Le contenu de cette page n’est disponible qu’en néerlandais.
Mogelijk heeft u in de gespecialiseerde pers reeds vernomen dat het Hof van Cassatie op 16 juni 2017 een arrest heeft geveld over de dubbele belasting over Franse dividenden toegekend aan Belgische rijksinwoners. Voor het eerst sinds 1988 trekt de belastingplichtige aan het langste eind!
Mogelijk heeft u in de gespecialiseerde pers reeds vernomen dat het Hof van Cassatie op 16 juni 2017 een arrest heeft geveld over de dubbele belasting over Franse dividenden toegekend aan Belgische rijksinwoners.
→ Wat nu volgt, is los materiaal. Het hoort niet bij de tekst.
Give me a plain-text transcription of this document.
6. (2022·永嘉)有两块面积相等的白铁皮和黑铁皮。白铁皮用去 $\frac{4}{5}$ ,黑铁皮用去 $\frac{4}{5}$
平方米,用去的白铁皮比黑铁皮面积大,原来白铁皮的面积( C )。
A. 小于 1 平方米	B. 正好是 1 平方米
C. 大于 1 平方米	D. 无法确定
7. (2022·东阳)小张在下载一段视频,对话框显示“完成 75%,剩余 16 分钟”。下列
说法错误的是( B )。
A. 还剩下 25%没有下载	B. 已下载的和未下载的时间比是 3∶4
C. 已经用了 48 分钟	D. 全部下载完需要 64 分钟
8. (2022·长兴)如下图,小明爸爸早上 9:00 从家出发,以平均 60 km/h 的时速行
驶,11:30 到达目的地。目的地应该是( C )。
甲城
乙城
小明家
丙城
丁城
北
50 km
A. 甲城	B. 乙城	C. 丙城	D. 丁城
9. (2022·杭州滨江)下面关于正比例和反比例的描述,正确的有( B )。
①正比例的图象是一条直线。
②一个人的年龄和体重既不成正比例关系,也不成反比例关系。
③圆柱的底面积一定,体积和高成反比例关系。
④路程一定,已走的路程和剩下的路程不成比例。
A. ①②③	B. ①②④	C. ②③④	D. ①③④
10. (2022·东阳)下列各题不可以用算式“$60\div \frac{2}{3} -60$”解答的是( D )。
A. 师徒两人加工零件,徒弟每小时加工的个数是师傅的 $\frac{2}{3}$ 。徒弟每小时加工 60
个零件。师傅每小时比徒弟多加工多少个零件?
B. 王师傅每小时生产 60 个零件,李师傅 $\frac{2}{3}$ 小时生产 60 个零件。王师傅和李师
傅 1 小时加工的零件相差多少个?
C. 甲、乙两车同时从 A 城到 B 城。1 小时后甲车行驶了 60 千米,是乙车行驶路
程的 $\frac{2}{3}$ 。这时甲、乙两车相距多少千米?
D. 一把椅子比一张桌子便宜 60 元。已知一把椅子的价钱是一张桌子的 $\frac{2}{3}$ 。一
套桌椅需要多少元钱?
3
Voor het eerst sinds 1988 trekt de belastingplichtige aan het langste eind!
Waarover gaat het?
Belgische inwoners, natuurlijke personen, die dividenden ontvangen van een Franse vennootschap worden in eerste instantie in Frankrijk belast via de Franse bronheffing (15%).(1) Vervolgens wordt op het netto dividend, zijnde na aftrek van de Franse bronheffing, in België nog eens 30% belasting betaald. Van enige verrekening is geen sprake.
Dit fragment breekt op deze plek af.